Julia is in pre-med and Mark thinks she's wonderful and smart. Abby, when she's here, she holes up in his room and never comes out. She's as quiet as a mouse. I am boisterous, and I get the feeling I turn her off.
The last time she stayed over was before an out-of-state interview Mark was driving her to. Abby, she never even said hello or goodbye. He made her breakfast in bed, and they sat there laughing and eating with the door shut.
When she visits she stays down in our den and ignores the rest of us the entire time, as does Mark. After the holidays, she left without wishing us "Happy Holidays" or even giving us a card. I had a present for her, but didn't give it to her because I decided I wouldn't go out of my way for a person who ignores me.
I want my son to move out. I do not want this girl sleeping over or staying under my roof anymore.
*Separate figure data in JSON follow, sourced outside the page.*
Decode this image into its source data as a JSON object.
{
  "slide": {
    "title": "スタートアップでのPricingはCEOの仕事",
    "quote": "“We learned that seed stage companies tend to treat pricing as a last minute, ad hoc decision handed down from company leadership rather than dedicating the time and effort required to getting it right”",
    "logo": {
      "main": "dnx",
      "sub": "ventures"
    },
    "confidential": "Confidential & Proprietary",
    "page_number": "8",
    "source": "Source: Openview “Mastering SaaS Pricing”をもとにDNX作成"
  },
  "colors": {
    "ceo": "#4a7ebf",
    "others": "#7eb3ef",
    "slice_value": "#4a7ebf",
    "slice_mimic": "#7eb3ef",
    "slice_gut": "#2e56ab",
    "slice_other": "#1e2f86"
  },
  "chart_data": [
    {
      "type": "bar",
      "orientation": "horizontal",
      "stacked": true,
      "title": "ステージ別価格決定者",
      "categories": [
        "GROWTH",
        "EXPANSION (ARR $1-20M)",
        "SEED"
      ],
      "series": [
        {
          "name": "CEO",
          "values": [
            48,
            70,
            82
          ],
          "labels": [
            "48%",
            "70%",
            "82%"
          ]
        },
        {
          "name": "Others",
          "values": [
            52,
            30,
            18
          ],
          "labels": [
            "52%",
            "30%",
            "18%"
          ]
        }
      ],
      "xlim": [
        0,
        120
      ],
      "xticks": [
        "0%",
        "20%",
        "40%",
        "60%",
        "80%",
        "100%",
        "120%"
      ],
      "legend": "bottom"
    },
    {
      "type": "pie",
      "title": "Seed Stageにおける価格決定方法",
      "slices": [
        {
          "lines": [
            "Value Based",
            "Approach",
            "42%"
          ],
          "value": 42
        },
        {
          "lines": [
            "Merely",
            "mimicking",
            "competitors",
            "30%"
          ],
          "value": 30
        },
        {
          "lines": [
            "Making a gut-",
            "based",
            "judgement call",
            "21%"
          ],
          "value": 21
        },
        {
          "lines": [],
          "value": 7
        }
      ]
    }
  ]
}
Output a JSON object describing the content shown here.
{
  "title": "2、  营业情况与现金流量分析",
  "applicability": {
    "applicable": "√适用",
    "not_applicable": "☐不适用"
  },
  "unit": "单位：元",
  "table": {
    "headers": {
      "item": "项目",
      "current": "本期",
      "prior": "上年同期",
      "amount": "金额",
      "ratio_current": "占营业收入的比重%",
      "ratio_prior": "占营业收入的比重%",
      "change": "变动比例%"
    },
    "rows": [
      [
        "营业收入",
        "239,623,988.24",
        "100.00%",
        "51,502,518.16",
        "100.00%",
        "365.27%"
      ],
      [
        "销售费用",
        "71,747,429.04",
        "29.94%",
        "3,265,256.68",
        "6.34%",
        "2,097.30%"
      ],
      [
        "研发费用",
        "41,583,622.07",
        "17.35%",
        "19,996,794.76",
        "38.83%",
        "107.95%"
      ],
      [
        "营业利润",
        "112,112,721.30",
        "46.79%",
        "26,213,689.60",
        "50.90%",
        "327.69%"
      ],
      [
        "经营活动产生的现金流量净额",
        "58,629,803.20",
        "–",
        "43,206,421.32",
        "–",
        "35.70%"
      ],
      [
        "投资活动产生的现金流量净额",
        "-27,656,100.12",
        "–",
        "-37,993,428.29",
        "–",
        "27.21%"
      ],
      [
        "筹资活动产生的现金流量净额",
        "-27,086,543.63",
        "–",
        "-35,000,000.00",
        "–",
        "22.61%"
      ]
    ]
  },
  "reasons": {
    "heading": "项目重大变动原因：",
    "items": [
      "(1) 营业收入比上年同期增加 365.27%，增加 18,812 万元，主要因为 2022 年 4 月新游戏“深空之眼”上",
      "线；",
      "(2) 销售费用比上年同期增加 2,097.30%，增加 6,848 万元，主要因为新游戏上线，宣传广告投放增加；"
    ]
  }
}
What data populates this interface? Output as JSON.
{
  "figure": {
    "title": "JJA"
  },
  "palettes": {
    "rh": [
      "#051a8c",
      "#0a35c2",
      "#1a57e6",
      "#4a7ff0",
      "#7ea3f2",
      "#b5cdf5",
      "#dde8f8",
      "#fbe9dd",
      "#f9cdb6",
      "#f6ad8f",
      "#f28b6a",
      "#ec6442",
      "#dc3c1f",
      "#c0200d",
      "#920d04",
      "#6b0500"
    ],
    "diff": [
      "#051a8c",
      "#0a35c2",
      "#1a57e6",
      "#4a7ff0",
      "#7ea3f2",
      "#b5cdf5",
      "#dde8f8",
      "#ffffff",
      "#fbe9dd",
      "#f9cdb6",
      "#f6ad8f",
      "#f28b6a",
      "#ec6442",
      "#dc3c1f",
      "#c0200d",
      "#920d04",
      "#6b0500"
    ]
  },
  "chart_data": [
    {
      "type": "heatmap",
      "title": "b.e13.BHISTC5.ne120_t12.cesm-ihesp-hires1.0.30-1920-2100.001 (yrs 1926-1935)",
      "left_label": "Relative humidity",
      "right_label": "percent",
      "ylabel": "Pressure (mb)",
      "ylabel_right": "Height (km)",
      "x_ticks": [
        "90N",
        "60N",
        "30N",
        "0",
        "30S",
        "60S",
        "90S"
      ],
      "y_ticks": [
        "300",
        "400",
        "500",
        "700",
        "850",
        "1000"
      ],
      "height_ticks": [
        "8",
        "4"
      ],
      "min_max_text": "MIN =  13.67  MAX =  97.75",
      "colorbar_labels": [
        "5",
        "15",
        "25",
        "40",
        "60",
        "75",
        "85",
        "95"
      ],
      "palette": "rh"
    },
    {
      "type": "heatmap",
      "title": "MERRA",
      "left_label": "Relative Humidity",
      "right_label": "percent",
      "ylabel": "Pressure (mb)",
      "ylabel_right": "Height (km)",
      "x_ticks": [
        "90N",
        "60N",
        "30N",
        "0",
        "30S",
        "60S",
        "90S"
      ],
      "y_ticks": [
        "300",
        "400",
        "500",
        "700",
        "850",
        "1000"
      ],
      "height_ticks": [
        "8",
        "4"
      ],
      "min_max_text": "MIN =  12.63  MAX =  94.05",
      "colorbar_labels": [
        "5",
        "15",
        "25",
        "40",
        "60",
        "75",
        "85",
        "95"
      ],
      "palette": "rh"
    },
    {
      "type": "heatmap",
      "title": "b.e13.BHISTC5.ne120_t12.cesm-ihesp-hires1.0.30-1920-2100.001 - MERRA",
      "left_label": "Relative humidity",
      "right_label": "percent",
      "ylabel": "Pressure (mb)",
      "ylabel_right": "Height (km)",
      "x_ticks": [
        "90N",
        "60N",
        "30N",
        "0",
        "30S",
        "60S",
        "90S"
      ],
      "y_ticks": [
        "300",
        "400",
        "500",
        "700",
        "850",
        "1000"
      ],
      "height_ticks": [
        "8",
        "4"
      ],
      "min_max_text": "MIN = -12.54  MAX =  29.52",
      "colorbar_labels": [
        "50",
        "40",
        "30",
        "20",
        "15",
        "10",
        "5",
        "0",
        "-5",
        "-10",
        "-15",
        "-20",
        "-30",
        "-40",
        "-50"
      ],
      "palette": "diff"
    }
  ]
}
I don't like her. What should I do? My mother says I should put my foot down and send my grown son out the door. She says I need to grow a spine, but I'm afraid! -- MAMA IN OHIO
DEAR MAMA: You are dealing with two separate issues. Your son is seriously involved with a girl who either never learned basic good manners or who may be pathologically shy. You and your husband should talk privately with Mark and find out exactly what her problem is. You also need to establish some ground rules for when she visits, so you don't feel shut out under your own roof.
Adult "children" live with their parents for various reasons. Some can't afford to live independently; others are trying to save money to buy a home of their own. I don't know Mark's reason and neither will you if you don't address this with him.
Your mother may be right. It may be time for him to move. But what concerns me about what has been going on is the lack of communication and a certain lack of respect. And nothing will change unless you and your husband insist upon it.